Because that less than 2% are mostly comprised of the women who are most vulnerable: unaware of their pregnancy, due to suspected menopause, faulty contraception or being so young their cycle is unsettled or hasn't properly begun. Or they are the ones most likely to be mentally ill or disadvantaged, so not realising/understanding/denying their pregnancy until the later stages. Or traumatised by rape or domestic abuse.

Contrary to hopeful media coverage, advances in technology have not significantly increased the survival chances of premature births under 24 weeks... Look it up - the nationwide EPICURE survey.

Unless you are wholly opposed to abortion under any circumstances, in which case you're not really my ideal audience, haha, the 20/24 weeks change is futile and will only affect those in desperate straits. Please lobby your MP to prevent this change.

3 comments:

Anonymous said...

Interesting comment - I do get annoyed with how extreme the views of each side in the debate can get, and I wish they'd all calm down a bit.

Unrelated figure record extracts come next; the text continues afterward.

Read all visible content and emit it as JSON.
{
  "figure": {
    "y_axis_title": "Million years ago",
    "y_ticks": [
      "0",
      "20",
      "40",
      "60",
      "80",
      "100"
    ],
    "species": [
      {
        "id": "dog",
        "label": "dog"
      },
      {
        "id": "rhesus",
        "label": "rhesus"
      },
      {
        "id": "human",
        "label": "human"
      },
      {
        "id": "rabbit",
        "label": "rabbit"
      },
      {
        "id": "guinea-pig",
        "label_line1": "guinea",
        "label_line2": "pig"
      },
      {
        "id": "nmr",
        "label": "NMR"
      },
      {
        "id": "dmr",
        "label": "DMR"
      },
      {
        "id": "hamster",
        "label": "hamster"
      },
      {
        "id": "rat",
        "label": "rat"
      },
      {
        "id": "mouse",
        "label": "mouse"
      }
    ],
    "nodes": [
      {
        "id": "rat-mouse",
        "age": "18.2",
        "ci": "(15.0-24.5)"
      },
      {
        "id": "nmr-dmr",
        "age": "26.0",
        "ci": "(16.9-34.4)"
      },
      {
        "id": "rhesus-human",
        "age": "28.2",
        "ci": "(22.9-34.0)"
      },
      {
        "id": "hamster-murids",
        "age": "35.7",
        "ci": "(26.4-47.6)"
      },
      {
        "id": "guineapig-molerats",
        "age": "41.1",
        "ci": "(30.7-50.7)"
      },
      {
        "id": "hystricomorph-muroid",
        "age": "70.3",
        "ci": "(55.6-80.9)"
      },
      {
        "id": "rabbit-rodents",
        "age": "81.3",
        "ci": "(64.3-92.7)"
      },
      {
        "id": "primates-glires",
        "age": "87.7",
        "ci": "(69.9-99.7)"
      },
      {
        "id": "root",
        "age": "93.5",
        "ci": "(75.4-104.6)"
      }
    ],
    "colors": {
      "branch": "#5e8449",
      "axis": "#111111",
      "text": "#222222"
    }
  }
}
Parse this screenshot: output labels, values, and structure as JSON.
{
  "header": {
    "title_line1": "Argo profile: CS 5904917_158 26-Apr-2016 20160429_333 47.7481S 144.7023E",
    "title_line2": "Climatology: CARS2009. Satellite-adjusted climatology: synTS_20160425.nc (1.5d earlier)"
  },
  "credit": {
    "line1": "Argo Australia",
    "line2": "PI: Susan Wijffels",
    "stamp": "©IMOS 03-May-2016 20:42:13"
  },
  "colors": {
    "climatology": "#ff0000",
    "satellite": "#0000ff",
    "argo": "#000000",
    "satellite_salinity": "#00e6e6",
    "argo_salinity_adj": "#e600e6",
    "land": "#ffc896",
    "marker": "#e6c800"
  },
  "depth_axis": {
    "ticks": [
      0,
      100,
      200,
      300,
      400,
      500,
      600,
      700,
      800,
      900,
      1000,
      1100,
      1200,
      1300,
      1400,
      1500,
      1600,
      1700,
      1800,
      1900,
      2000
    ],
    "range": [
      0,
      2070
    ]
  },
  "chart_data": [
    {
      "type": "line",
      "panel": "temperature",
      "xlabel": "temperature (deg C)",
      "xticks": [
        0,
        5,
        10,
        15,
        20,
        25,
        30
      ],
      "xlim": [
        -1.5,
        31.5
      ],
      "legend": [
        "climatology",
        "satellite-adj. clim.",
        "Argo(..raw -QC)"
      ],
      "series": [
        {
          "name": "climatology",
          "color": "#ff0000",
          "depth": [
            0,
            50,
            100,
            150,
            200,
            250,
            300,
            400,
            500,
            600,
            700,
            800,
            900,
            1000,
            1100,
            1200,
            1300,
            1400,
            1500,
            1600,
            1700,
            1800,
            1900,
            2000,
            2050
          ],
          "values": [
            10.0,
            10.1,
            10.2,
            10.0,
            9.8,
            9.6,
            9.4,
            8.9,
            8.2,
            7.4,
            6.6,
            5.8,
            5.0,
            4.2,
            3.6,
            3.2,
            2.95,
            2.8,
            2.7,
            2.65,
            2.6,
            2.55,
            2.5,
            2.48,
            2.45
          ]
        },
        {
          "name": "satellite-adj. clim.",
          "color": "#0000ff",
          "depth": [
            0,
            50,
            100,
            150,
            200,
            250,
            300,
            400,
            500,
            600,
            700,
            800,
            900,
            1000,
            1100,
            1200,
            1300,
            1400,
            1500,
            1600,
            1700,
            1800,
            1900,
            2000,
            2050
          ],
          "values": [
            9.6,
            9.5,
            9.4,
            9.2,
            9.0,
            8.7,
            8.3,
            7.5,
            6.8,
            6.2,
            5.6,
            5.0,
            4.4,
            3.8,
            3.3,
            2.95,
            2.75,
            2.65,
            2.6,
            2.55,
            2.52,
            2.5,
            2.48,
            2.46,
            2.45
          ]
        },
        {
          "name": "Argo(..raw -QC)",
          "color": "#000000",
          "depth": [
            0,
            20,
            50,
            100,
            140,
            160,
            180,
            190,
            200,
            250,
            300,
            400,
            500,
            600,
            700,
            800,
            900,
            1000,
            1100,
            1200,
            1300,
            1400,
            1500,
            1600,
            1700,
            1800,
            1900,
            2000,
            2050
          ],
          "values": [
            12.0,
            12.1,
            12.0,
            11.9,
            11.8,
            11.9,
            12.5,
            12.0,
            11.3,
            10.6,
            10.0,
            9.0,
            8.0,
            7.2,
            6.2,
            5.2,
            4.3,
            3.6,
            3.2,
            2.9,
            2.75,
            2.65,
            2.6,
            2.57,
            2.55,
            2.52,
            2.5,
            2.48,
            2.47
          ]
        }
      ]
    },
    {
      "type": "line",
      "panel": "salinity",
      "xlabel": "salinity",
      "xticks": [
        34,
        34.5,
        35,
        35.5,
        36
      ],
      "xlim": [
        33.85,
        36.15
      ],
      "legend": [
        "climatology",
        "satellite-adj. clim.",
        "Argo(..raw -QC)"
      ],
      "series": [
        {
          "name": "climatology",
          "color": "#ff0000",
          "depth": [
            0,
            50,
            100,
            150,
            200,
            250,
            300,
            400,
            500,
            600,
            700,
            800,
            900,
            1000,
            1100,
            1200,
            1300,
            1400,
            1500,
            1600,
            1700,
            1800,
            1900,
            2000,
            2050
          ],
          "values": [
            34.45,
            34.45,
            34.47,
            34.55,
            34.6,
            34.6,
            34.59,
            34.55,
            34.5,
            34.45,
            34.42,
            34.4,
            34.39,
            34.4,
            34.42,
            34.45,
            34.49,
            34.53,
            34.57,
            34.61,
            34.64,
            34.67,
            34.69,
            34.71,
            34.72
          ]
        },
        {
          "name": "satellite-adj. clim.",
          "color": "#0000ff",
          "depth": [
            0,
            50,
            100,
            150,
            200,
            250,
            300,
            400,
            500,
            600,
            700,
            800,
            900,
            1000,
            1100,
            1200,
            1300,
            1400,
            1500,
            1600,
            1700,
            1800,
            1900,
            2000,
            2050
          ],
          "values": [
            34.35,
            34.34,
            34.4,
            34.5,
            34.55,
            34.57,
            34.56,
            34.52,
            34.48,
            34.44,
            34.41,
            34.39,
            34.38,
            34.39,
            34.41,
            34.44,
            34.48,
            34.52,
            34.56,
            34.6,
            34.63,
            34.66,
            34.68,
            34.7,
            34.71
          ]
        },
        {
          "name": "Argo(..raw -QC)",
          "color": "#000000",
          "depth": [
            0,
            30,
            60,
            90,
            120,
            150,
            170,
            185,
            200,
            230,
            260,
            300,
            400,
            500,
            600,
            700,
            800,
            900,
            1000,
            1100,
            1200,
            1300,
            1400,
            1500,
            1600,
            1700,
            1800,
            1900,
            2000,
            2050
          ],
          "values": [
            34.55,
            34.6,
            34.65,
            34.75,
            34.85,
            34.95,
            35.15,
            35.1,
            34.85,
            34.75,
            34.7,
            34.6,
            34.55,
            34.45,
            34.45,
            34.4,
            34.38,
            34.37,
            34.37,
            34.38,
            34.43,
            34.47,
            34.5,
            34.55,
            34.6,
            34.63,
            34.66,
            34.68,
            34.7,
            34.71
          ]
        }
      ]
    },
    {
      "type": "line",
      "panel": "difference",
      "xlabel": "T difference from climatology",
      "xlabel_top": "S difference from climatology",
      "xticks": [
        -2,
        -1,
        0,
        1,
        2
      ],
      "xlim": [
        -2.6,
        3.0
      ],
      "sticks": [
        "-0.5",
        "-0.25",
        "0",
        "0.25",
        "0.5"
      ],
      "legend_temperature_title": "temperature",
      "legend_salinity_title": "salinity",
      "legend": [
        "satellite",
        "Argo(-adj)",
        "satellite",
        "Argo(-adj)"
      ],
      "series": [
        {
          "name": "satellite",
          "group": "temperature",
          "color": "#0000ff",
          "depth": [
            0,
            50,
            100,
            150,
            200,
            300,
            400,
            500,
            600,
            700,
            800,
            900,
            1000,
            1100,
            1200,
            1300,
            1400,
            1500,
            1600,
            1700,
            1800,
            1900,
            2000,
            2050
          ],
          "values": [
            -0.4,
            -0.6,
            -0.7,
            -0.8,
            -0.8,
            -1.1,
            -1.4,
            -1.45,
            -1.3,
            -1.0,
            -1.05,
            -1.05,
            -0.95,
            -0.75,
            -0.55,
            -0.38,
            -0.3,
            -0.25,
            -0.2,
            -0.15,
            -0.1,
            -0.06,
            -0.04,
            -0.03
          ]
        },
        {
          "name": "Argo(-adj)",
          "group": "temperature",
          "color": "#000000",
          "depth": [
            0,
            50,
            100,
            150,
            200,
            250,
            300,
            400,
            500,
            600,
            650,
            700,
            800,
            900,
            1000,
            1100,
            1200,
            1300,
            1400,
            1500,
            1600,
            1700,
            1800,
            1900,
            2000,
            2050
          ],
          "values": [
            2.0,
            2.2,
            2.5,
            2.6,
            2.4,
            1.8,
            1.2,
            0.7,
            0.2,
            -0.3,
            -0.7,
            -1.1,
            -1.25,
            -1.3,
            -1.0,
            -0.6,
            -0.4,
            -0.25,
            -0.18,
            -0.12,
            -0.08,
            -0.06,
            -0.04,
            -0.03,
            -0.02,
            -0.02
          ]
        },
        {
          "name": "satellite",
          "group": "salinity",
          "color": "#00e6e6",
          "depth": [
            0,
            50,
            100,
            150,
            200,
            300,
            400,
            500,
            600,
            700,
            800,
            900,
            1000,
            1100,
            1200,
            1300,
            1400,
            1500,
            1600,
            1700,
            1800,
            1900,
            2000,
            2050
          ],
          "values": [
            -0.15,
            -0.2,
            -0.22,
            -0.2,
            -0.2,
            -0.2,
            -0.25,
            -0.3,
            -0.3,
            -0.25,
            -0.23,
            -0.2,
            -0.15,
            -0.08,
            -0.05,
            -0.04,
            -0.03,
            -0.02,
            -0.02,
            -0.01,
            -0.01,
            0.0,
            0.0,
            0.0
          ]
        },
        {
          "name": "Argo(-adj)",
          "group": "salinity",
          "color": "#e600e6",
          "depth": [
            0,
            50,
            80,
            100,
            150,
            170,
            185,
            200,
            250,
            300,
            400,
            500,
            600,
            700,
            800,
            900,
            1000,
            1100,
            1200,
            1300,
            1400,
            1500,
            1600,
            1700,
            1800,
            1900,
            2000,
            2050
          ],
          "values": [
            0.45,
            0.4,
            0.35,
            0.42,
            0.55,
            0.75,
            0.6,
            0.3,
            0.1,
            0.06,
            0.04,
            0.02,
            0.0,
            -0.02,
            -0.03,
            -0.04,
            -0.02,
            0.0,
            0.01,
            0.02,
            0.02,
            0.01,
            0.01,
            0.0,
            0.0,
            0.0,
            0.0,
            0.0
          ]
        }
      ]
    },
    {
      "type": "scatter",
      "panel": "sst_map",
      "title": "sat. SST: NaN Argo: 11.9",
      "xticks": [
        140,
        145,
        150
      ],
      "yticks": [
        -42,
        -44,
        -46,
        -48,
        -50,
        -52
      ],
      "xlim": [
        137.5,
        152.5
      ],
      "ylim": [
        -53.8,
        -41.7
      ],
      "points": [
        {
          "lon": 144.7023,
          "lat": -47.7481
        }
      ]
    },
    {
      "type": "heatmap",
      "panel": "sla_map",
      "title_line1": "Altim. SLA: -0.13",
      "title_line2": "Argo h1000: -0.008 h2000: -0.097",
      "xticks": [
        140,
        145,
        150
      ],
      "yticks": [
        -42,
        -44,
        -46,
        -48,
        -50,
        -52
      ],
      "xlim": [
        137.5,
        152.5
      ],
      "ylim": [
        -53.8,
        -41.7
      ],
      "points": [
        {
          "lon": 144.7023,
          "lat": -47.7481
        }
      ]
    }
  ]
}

My own view is that abortion is almost always a horrible experience for the woman concerned, and in an ideal world there would be much less of it, but the genie has been let out of the bottle, and banning it would not solve anything at all. Therefore the 20 week thing is a bad compromise, that ultimately, by the looks of things, won't do much at all.

I'd like to see the number of abortions reduced by better sex education (none of this abstinence faith-based crap, thanks very much) and better support for pregnant women in difficult circumstances. The two put together could really help. But...ultimately, you can't legislate morality, and changing the law won't make horribly difficult decisions and problems magically vanish.

Sensible debate is needed, as ever.

Mephitis said...

I think the European model of a scarily frank approach to the subject is quite successful in reducing unwanted pregnancies.

But there are always failures and varying circumstances so I see the right to choose as a necessity.

Up until the point we can teleport the embryo into an adoptive womb :D.

Mephitis said...

And even that wouldn't be unproblematic. Hmm.